I get a little twitchy every year come mid-May. My Sunday walks have more purpose than at other times of the year. I make sure I’ve got all the ingredients well in advance – so I’m ready for action at short notice.

For most of the year elders are relatively unremarkable small trees that cluster country lanes, roadsides and the edges of meadows. But after even a short patch of warm weather they transform from dull shrub to royal bride. This transformation – that marks the arrival of early summer – is part of the reason I'm rather fond of these hardy trees.

You have to catch the florets as they are opening and this is a relatively short window of opportunity. Short but unmistakable. The moment the florets open – creamy-white like a wedding dress, and the air all around them fills with a light, sweet scent – is the time for action. Drop whatever you are doing, grab your secateurs and get out there. 

As soon as the perfume sours – think cat pee – I'm afraid that the ideal moment has passed, and you’ll have to wait until the following year.

If you followed my instructions you’ll now be feeling rather chuffed and the rest of the process is sublimely easy and one of the true treats of summer. For such a delicate and delicious drink, it really is simple to make, and it’s quick to become drinkable.

 

1lb /450g golden granulated sugar

8 pints /4.5 litres hot water

2 tablespoons good quality mild white-wine vinegar

juice of 2 lemons

8 elderflower heads (remove the stalks)

  

There many, many variations on this recipe – for instance, you can add a cup of wild rose petals, replace the sugar with honey, or use mild cider vinegar instead.

 

Put the sugar in a large plastic container and add the hot water. Stir until dissolved, add the vinegar and lemon juice, and then add the elderflower heads.

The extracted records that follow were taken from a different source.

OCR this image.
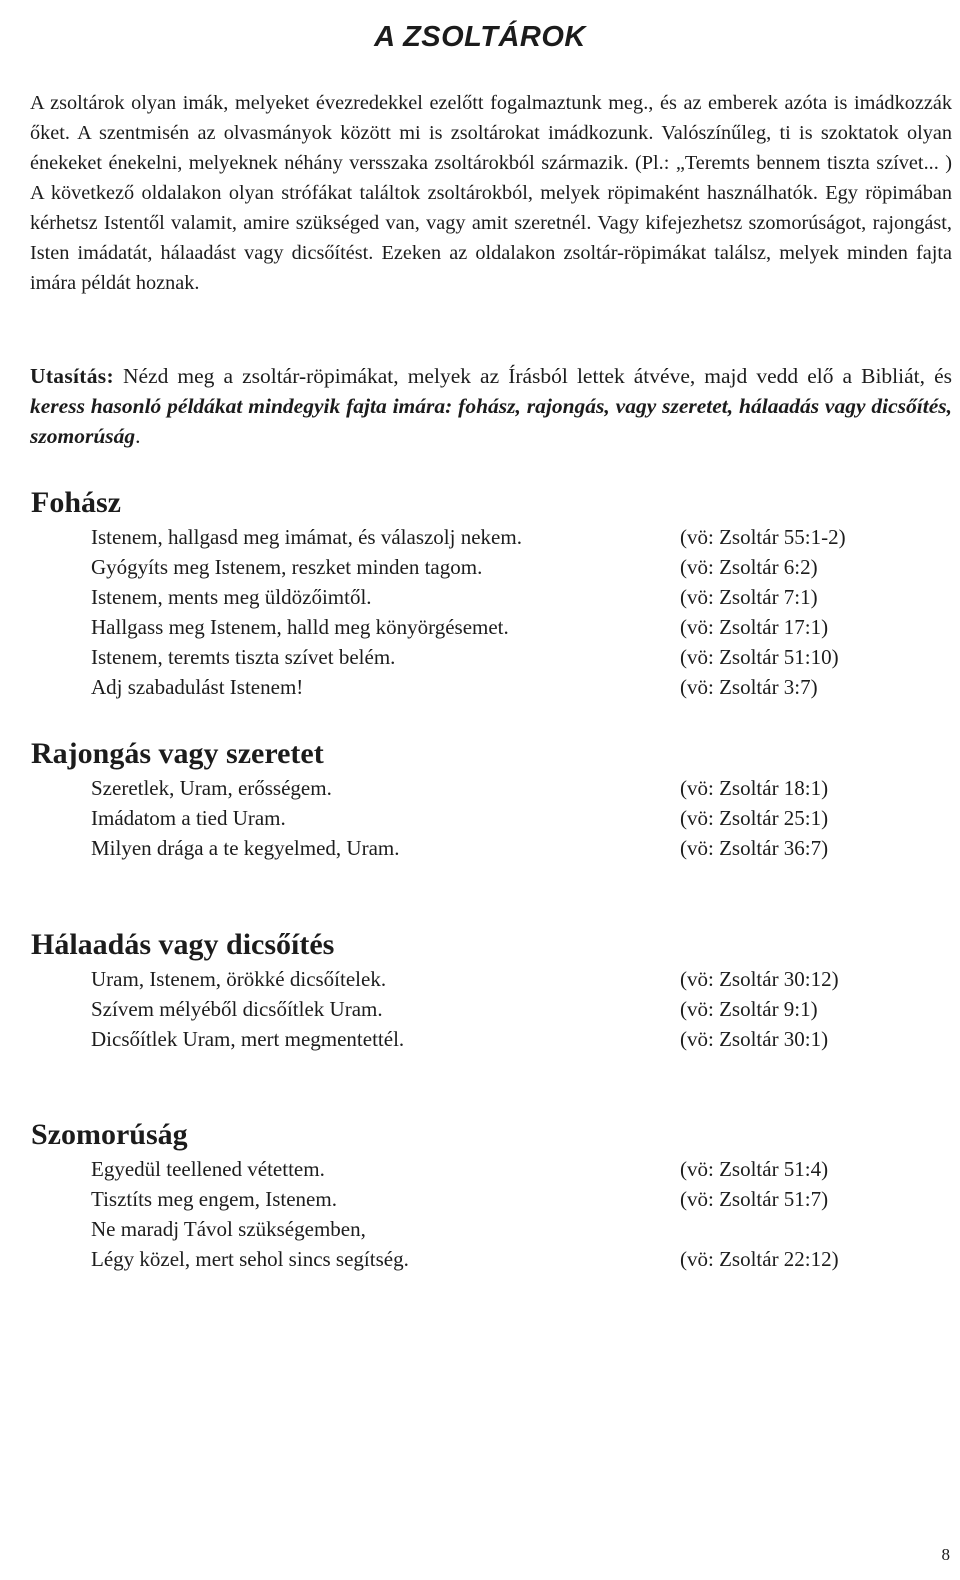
A ZSOLTÁROK

A zsoltárok olyan imák, melyeket évezredekkel ezelőtt fogalmaztunk meg., és az emberek azóta is imádkozzák őket. A szentmisén az olvasmányok között mi is zsoltárokat imádkozunk. Valószínűleg, ti is szoktatok olyan énekeket énekelni, melyeknek néhány versszaka zsoltárokból származik. (Pl.: „Teremts bennem tiszta szívet... ) A következő oldalakon olyan strófákat találtok zsoltárokból, melyek röpimaként használhatók. Egy röpimában kérhetsz Istentől valamit, amire szükséged van, vagy amit szeretnél. Vagy kifejezhetsz szomorúságot, rajongást, Isten imádatát, hálaadást vagy dicsőítést. Ezeken az oldalakon zsoltár-röpimákat találsz, melyek minden fajta imára példát hoznak.

Utasítás: Nézd meg a zsoltár-röpimákat, melyek az Írásból lettek átvéve, majd vedd elő a Bibliát, és keress hasonló példákat mindegyik fajta imára: fohász, rajongás, vagy szeretet, hálaadás vagy dicsőítés, szomorúság.

Fohász
Istenem, hallgasd meg imámat, és válaszolj nekem.	(vö: Zsoltár 55:1-2)
Gyógyíts meg Istenem, reszket minden tagom.	(vö: Zsoltár 6:2)
Istenem, ments meg üldözőimtől.	(vö: Zsoltár 7:1)
Hallgass meg Istenem, halld meg könyörgésemet.	(vö: Zsoltár 17:1)
Istenem, teremts tiszta szívet belém.	(vö: Zsoltár 51:10)
Adj szabadulást Istenem!	(vö: Zsoltár 3:7)
Rajongás vagy szeretet
Szeretlek, Uram, erősségem.	(vö: Zsoltár 18:1)
Imádatom a tied Uram.	(vö: Zsoltár 25:1)
Milyen drága a te kegyelmed, Uram.	(vö: Zsoltár 36:7)
Hálaadás vagy dicsőítés
Uram, Istenem, örökké dicsőítelek.	(vö: Zsoltár 30:12)
Szívem mélyéből dicsőítlek Uram.	(vö: Zsoltár 9:1)
Dicsőítlek Uram, mert megmentettél.	(vö: Zsoltár 30:1)
Szomorúság
Egyedül teellened vétettem.	(vö: Zsoltár 51:4)
Tisztíts meg engem, Istenem.	(vö: Zsoltár 51:7)
Ne maradj Távol szükségemben,
Légy közel, mert sehol sincs segítség.	(vö: Zsoltár 22:12)
8
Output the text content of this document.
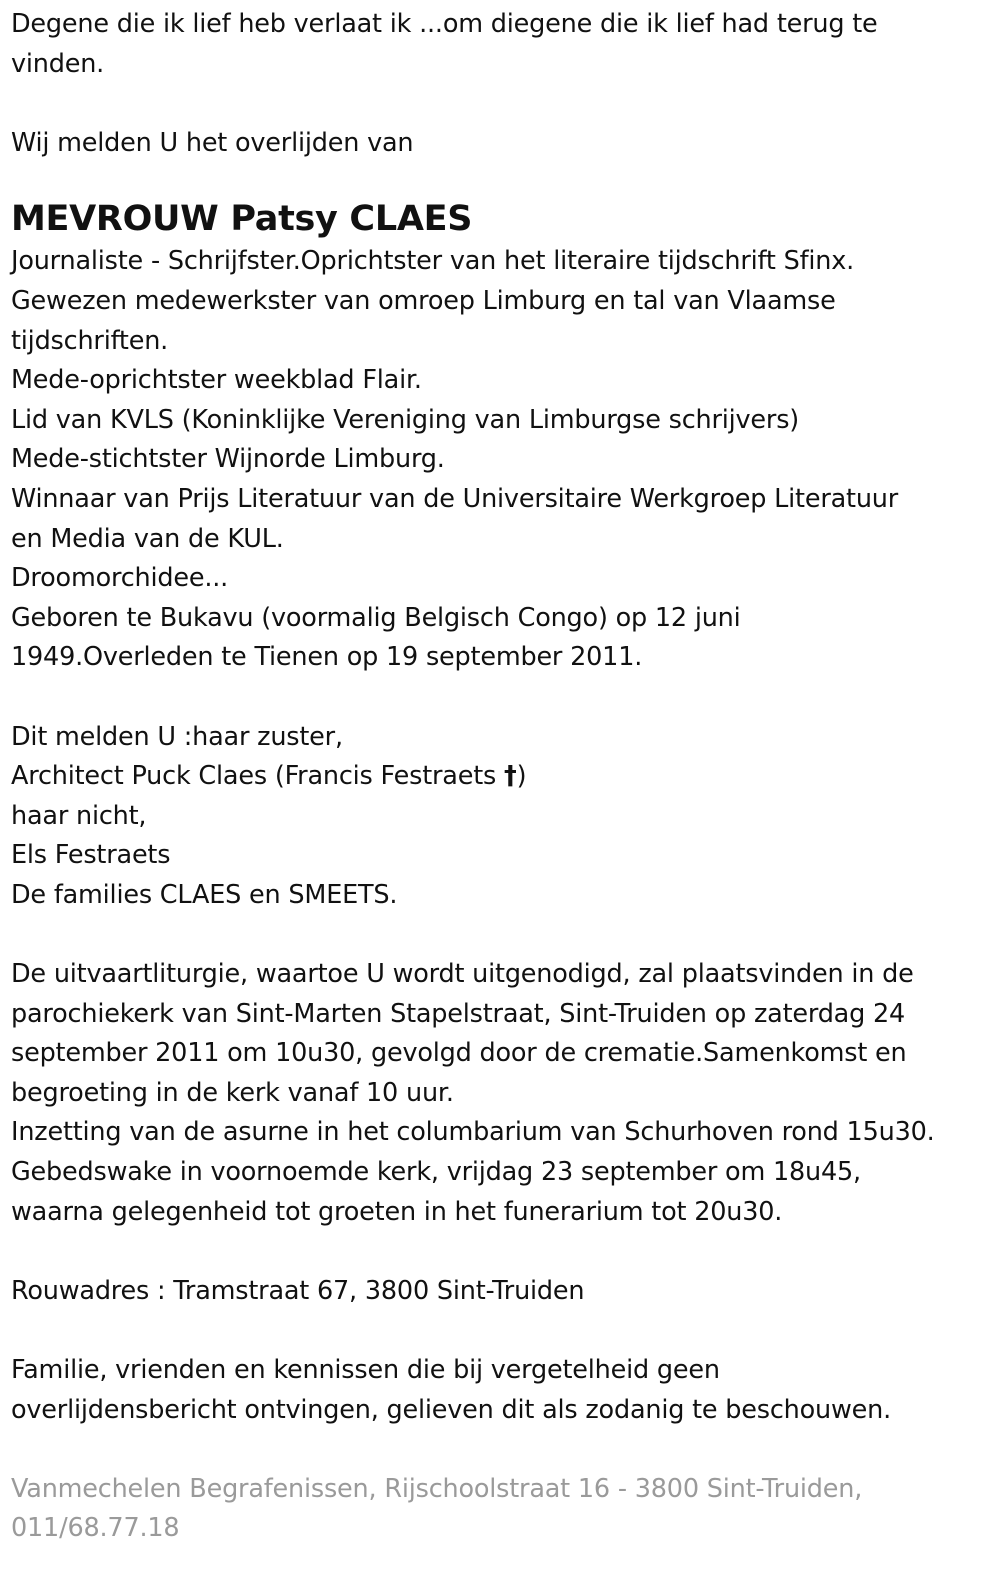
Degene die ik lief heb verlaat ik ...om diegene die ik lief had terug te
vinden.
Wij melden U het overlijden van
MEVROUW Patsy CLAES
Journaliste - Schrijfster.Oprichtster van het literaire tijdschrift Sfinx.
Gewezen medewerkster van omroep Limburg en tal van Vlaamse
tijdschriften.
Mede-oprichtster weekblad Flair.
Lid van KVLS (Koninklijke Vereniging van Limburgse schrijvers)
Mede-stichtster Wijnorde Limburg.
Winnaar van Prijs Literatuur van de Universitaire Werkgroep Literatuur
en Media van de KUL.
Droomorchidee...
Geboren te Bukavu (voormalig Belgisch Congo) op 12 juni
1949.Overleden te Tienen op 19 september 2011.
Dit melden U :haar zuster,
Architect Puck Claes (Francis Festraets †)
haar nicht,
Els Festraets
De families CLAES en SMEETS.
De uitvaartliturgie, waartoe U wordt uitgenodigd, zal plaatsvinden in de
parochiekerk van Sint-Marten Stapelstraat, Sint-Truiden op zaterdag 24
september 2011 om 10u30, gevolgd door de crematie.Samenkomst en
begroeting in de kerk vanaf 10 uur.
Inzetting van de asurne in het columbarium van Schurhoven rond 15u30.
Gebedswake in voornoemde kerk, vrijdag 23 september om 18u45,
waarna gelegenheid tot groeten in het funerarium tot 20u30.
Rouwadres : Tramstraat 67, 3800 Sint-Truiden
Familie, vrienden en kennissen die bij vergetelheid geen
overlijdensbericht ontvingen, gelieven dit als zodanig te beschouwen.
Vanmechelen Begrafenissen, Rijschoolstraat 16 - 3800 Sint-Truiden,
011/68.77.18
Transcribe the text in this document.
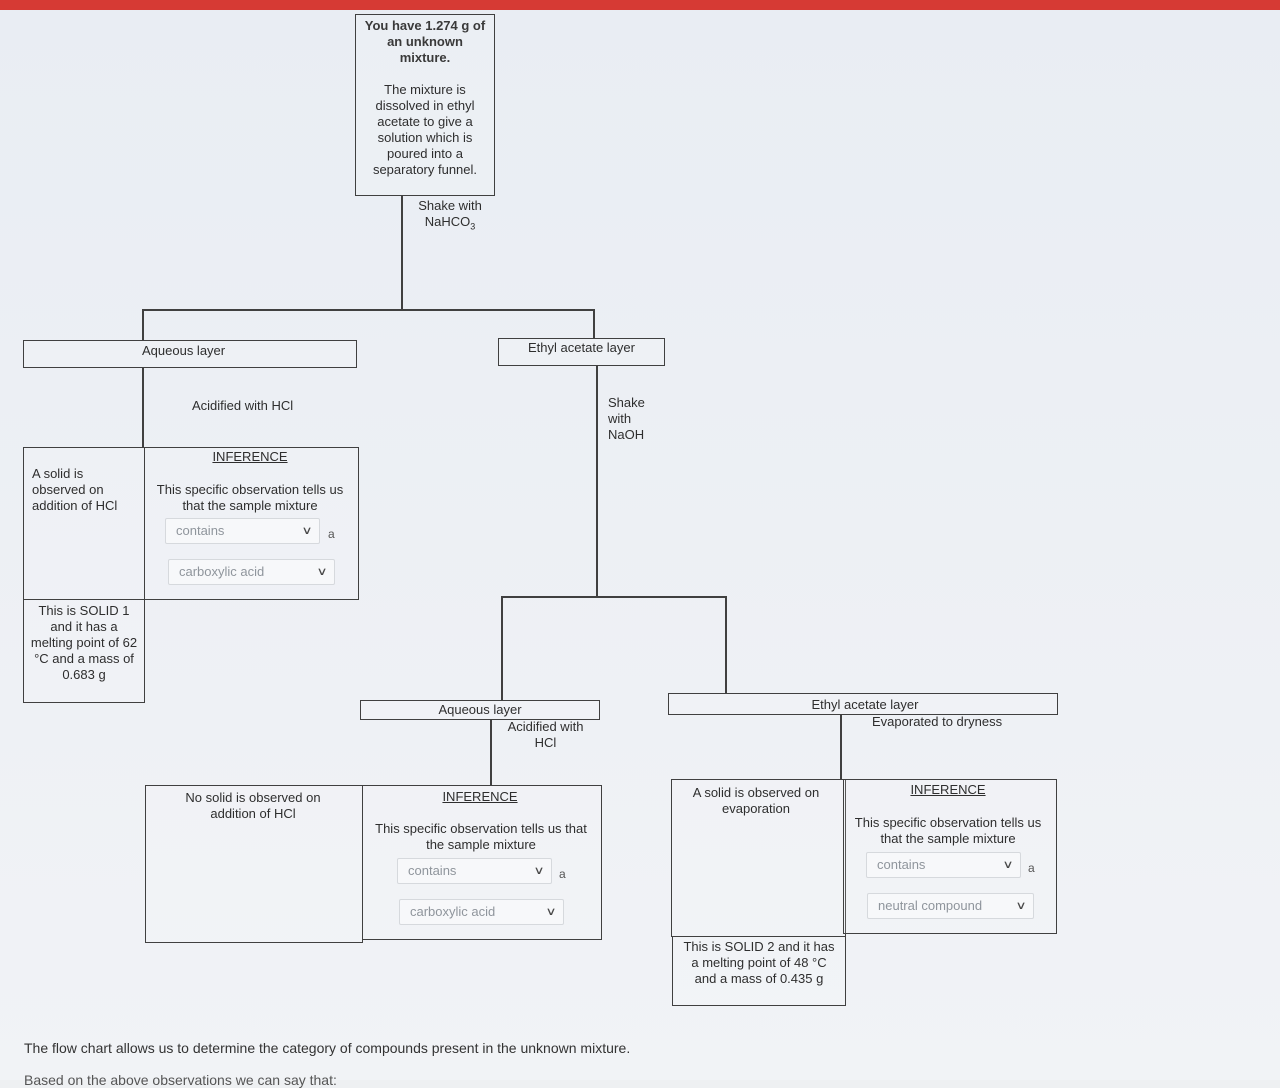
You have 1.274 g of an unknown mixture.
The mixture is dissolved in ethyl acetate to give a solution which is poured into a separatory funnel.
Shake with
NaHCO$_3$
Aqueous layer
Acidified with HCl
A solid is observed on addition of HCl
INFERENCE
This specific observation tells us that the sample mixture
contains	∨ a
carboxylic acid	∨
This is SOLID 1 and it has a melting point of 62 °C and a mass of 0.683 g
Ethyl acetate layer
Shake with NaOH
Aqueous layer
Acidified with HCl
No solid is observed on addition of HCl
INFERENCE
This specific observation tells us that the sample mixture
contains	∨ a
carboxylic acid	∨
Ethyl acetate layer
Evaporated to dryness
A solid is observed on evaporation
INFERENCE
This specific observation tells us that the sample mixture
contains	∨ a
neutral compound	∨
This is SOLID 2 and it has a melting point of 48 °C and a mass of 0.435 g
The flow chart allows us to determine the category of compounds present in the unknown mixture.
Based on the above observations we can say that:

Cover with a cloth and leave to steep for between 1 to 4 days.

Strain through muslin and pour into screw-top bottles or flagons – I find that old tonic bottles are more than good enough – but avoid anything with thin glass.

Store in a cool place for 8-10 days. At which point your champagne
will be ready for drinking.

Beware! It’s explosive stuff. Take great care when handling the bottles.

Making sure the bottles are well chilled reduces volatility – it’s wise to refrigerate them the night before you intend to drink them.

If you aren’t ready to drink your champagne after 10 days,
don’t worry – it keeps for about 3-4 months. But after 8-10 days you must release some gas and retighten the tops.